The Iraqis had 1970s equipment with no double digit SAMs, they operated it incompetently, and most importantly they were facing the armed forces of a superpower and several other nations combined.

Give the Iraqis and US forces equivalent resources and US losses would've been magnified at least tenfold. Give them equivalent training and multiply losses by threefold again. Give them equivalent i.e. late-Soviet technology and multiply losses threefold again, i.e. 90-100x the losses that were actually sustained.

That's what a "modern peer conflict" looks like, and the modern American military has about as much experience with it as it has with Martians.
 

TerraN_EmpirE

Tyrant King
In some ways though I beg to differ abbit. Although the Type 99 series is very conservative it is the higher end tank when partnered with the Type 96. Now some may try and argue that the PLA could have tried to go and build a tank more like the Armata that tries to be revolutionary. But that's a not the PLA's style. They seem to prefer to evolve and play it safe rather then change the rules.

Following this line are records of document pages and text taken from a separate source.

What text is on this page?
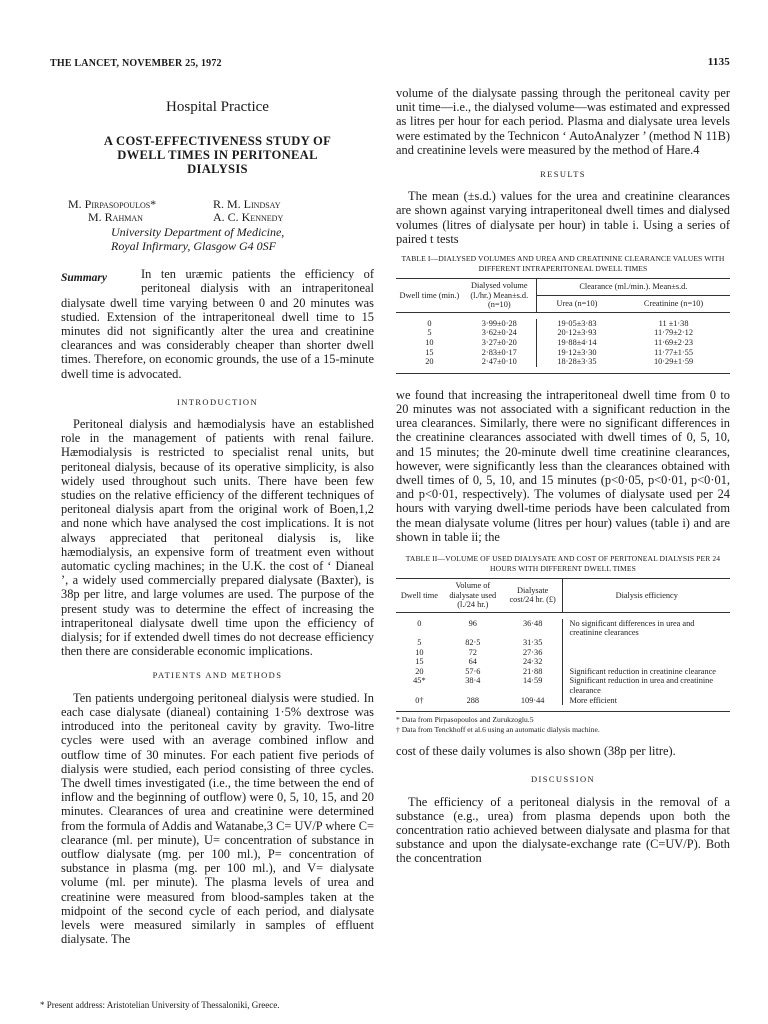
THE LANCET, NOVEMBER 25, 1972	1135
Hospital Practice
A COST-EFFECTIVENESS STUDY OF
DWELL TIMES IN PERITONEAL
DIALYSIS
M. Pirpasopoulos*	R. M. Lindsay
M. Rahman	A. C. Kennedy
University Department of Medicine,
Royal Infirmary, Glasgow G4 0SF
Summary	In ten uræmic patients the efficiency of peritoneal dialysis with an intraperitoneal dialysate dwell time varying between 0 and 20 minutes was studied. Extension of the intraperitoneal dwell time to 15 minutes did not significantly alter the urea and creatinine clearances and was considerably cheaper than shorter dwell times. Therefore, on economic grounds, the use of a 15-minute dwell time is advocated.

INTRODUCTION

Peritoneal dialysis and hæmodialysis have an established role in the management of patients with renal failure. Hæmodialysis is restricted to specialist renal units, but peritoneal dialysis, because of its operative simplicity, is also widely used throughout such units. There have been few studies on the relative efficiency of the different techniques of peritoneal dialysis apart from the original work of Boen,1,2 and none which have analysed the cost implications. It is not always appreciated that peritoneal dialysis is, like hæmodialysis, an expensive form of treatment even without automatic cycling machines; in the U.K. the cost of ‘ Dianeal ’, a widely used commercially prepared dialysate (Baxter), is 38p per litre, and large volumes are used. The purpose of the present study was to determine the effect of increasing the intraperitoneal dialysate dwell time upon the efficiency of dialysis; for if extended dwell times do not decrease efficiency then there are considerable economic implications.

PATIENTS AND METHODS

Ten patients undergoing peritoneal dialysis were studied. In each case dialysate (dianeal) containing 1·5% dextrose was introduced into the peritoneal cavity by gravity. Two-litre cycles were used with an average combined inflow and outflow time of 30 minutes. For each patient five periods of dialysis were studied, each period consisting of three cycles. The dwell times investigated (i.e., the time between the end of inflow and the beginning of outflow) were 0, 5, 10, 15, and 20 minutes. Clearances of urea and creatinine were determined from the formula of Addis and Watanabe,3 C= UV/P where C= clearance (ml. per minute), U= concentration of substance in outflow dialysate (mg. per 100 ml.), P= concentration of substance in plasma (mg. per 100 ml.), and V= dialysate volume (ml. per minute). The plasma levels of urea and creatinine were measured from blood-samples taken at the midpoint of the second cycle of each period, and dialysate levels were measured similarly in samples of effluent dialysate. The

* Present address: Aristotelian University of Thessaloniki, Greece.

volume of the dialysate passing through the peritoneal cavity per unit time—i.e., the dialysed volume—was estimated and expressed as litres per hour for each period. Plasma and dialysate urea levels were estimated by the Technicon ‘ AutoAnalyzer ’ (method N 11B) and creatinine levels were measured by the method of Hare.4

RESULTS

The mean (±s.d.) values for the urea and creatinine clearances are shown against varying intraperitoneal dwell times and dialysed volumes (litres of dialysate per hour) in table i. Using a series of paired t tests

TABLE I—DIALYSED VOLUMES AND UREA AND CREATININE CLEARANCE VALUES WITH DIFFERENT INTRAPERITONEAL DWELL TIMES
Dwell time (min.)	Dialysed volume (l./hr.) Mean±s.d. (n=10)	Clearance (ml./min.). Mean±s.d.	
		Urea (n=10)	Creatinine (n=10)

0	3·99±0·28	19·05±3·83	11 ±1·38
5	3·62±0·24	20·12±3·93	11·79±2·12
10	3·27±0·20	19·88±4·14	11·69±2·23
15	2·83±0·17	19·12±3·30	11·77±1·55
20	2·47±0·10	18·28±3·35	10·29±1·59

we found that increasing the intraperitoneal dwell time from 0 to 20 minutes was not associated with a significant reduction in the urea clearances. Similarly, there were no significant differences in the creatinine clearances associated with dwell times of 0, 5, 10, and 15 minutes; the 20-minute dwell time creatinine clearances, however, were significantly less than the clearances obtained with dwell times of 0, 5, 10, and 15 minutes (p<0·05, p<0·01, p<0·01, and p<0·01, respectively). The volumes of dialysate used per 24 hours with varying dwell-time periods have been calculated from the mean dialysate volume (litres per hour) values (table i) and are shown in table ii; the

TABLE II—VOLUME OF USED DIALYSATE AND COST OF PERITONEAL DIALYSIS PER 24 HOURS WITH DIFFERENT DWELL TIMES
Dwell time	Volume of dialysate used (l./24 hr.)	Dialysate cost/24 hr. (£)	Dialysis efficiency

0	96	36·48	No significant differences in urea and creatinine clearances
5	82·5	31·35	
10	72	27·36	
15	64	24·32	
20	57·6	21·88	Significant reduction in creatinine clearance
45*	38·4	14·59	Significant reduction in urea and creatinine clearance
0†	288	109·44	More efficient

* Data from Pirpasopoulos and Zurukzoglu.5
† Data from Tenckhoff et al.6 using an automatic dialysis machine.

cost of these daily volumes is also shown (38p per litre).

DISCUSSION

The efficiency of a peritoneal dialysis in the removal of a substance (e.g., urea) from plasma depends upon both the concentration ratio achieved between dialysate and plasma for that substance and upon the dialysate-exchange rate (C=UV/P). Both the concentration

Tanks aren't going anywhere. I have heard the claims before. Oh the tank is obsolete, normally pointing to either ATGMs or Low Intencity Warfare yet reality is that tanks find ways around those issues and still offer more against those threats.
Attack Choppers are obsolete... Normally pointing to drones and SHORAD. Neither is really anything new. The Attack Chopper is just the current holder of a mission close air support that happens to be a helicopter.

3million (adjusted for inflation)
4 million (Vt4)
5-6 million
8 million
Not a big deal. A Tank is always going to have a heavy price point and often there are misleading elements in this. Sputnik news ( as if) ran a story a couple years back claiming that the K2s price was to high and quoting prices for the Abrams at 2.7million, ZTZ99 at 2.1 million, T90 at about 4 million and T14 Armata at 3.1 million. Now adjusted for inflation Abrams and K2 are the same price, the writer never bothered to check. The same for the type 99 price point at about equal to that of the T90. And the Armata actually cost over 6million because they were using the objective price not the actual unit cost. And that is something that had to be figured here. So I don't read into price points as a argument.